Book Review: The Boy Who Changed the World by Andy Andrews

The Boy Who Changed the World by Andy Andrews is a beautifully illustrated children’s book. My five year old son has wonderfully taken to heart the different stories of the boys in the book who made a difference in this world. I especially love that this story is not mere fiction. It comes from stories about real persons, who each had different circumstances but nonetheless actively chose to make a difference sometime in their lives and followed through.

Andy Andrews did a splendid job in making the experiences of these real people (Norman Borlaug, Henry Wallace, George Washington Carver and Moses Carver) come to life in a child’s mind. The brilliant illustration of Philip Hurst makes for a lovely visual appeal for kids too, enough to hold them captive and get the deeper message across.

Here is the product description of The Boy Who Changed the World Published by Thomas Nelson:

Did you know that what you do today can change the world forever?

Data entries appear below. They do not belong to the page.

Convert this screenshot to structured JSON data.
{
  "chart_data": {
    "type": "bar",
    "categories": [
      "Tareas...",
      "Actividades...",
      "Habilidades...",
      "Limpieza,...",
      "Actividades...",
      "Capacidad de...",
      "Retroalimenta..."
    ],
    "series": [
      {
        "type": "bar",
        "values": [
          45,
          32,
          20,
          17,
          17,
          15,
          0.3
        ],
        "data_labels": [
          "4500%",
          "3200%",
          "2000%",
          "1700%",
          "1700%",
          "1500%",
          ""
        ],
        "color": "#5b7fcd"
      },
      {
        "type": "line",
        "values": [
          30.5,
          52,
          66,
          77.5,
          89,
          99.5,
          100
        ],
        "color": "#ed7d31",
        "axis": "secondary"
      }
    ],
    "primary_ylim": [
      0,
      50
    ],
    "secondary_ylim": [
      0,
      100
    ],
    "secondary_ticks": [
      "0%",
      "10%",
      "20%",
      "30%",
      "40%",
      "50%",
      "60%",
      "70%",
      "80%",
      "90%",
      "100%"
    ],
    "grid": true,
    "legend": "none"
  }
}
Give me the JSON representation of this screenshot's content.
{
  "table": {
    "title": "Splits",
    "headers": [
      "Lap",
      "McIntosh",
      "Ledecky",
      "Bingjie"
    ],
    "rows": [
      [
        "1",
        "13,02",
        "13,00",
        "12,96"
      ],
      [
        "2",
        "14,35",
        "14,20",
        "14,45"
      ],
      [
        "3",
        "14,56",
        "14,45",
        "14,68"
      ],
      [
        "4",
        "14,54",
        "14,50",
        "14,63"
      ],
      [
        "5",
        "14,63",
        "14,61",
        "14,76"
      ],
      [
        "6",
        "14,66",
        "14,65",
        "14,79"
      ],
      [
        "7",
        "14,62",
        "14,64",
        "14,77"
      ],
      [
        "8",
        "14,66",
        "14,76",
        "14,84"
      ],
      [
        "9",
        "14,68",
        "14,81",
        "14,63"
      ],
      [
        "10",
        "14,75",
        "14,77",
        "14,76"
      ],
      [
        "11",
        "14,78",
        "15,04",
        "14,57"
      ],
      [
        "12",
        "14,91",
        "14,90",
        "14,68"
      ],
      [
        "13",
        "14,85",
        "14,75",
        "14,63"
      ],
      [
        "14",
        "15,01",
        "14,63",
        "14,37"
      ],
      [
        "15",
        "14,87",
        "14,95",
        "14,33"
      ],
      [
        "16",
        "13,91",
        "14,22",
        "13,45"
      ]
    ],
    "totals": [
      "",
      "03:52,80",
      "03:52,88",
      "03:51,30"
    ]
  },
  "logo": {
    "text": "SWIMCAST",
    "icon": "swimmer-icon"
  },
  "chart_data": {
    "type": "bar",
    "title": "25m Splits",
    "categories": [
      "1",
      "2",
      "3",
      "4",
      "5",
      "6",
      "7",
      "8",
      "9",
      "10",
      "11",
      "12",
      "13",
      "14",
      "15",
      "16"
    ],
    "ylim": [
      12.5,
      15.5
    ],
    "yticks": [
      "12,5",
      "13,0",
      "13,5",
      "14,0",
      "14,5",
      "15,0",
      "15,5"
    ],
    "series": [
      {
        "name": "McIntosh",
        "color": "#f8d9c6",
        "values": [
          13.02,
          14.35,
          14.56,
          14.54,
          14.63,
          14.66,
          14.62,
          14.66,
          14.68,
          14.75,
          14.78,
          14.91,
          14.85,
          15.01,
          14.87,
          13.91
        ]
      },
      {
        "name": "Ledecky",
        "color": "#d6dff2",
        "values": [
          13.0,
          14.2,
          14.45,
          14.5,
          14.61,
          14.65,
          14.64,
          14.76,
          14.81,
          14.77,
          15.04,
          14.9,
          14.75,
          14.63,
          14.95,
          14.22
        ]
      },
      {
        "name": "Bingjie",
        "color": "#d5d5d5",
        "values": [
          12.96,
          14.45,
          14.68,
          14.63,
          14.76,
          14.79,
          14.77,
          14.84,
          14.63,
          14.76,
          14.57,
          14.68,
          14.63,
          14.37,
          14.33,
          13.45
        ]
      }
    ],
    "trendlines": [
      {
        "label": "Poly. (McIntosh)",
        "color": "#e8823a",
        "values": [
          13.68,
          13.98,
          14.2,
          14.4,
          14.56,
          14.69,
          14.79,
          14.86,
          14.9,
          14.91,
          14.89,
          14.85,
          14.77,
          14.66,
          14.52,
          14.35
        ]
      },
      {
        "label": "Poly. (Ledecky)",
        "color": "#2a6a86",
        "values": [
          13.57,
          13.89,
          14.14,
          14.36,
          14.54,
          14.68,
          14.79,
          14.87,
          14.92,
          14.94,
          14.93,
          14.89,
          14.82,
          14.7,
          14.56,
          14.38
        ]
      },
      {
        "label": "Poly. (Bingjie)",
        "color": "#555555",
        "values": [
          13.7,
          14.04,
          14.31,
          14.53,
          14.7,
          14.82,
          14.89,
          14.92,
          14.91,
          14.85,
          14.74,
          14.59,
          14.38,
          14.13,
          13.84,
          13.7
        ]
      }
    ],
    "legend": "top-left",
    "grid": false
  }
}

The Boy Who Changed the World opens with a young Norman Borlaug playing in his family’s cornfields with his sisters. One day, Norman would grow up and use his knowledge of agriculture to save the lives of two billion people. Two billion! Norman changed the world! Or was it Henry Wallace who changed the world? Or maybe it was George Washington Carver?

This engaging story reveals the incredible truth that everything we do matters! Based on The Butterfly Effect, Andy’s timeless tale shows children that even the smallest of our actions can affect all of humanity. The book is beautifully illustrated and shares the stories of Nobel Laureate Norman Borlaug, Vice President Henry Wallace, Inventor George Washington Carver, and Farmer Moses Carver. Through the stories of each, a different butterfly will appear. The book will end with a flourish of butterflies and a charge to the child that they, too, can be the boy or girl who changes the world.

*Disclosure of Material Connection: I received this book free from Thomas Nelson Publishers as part of their book review bloggers program. I was not required to write a positive review. The opinions I have expressed are my own. I am disclosing this in accordance with the Federal Trade Commission’s 16 CFR, Part 255 : “Guides Concerning the Use of Endorsements and Testimonials in Advertising.”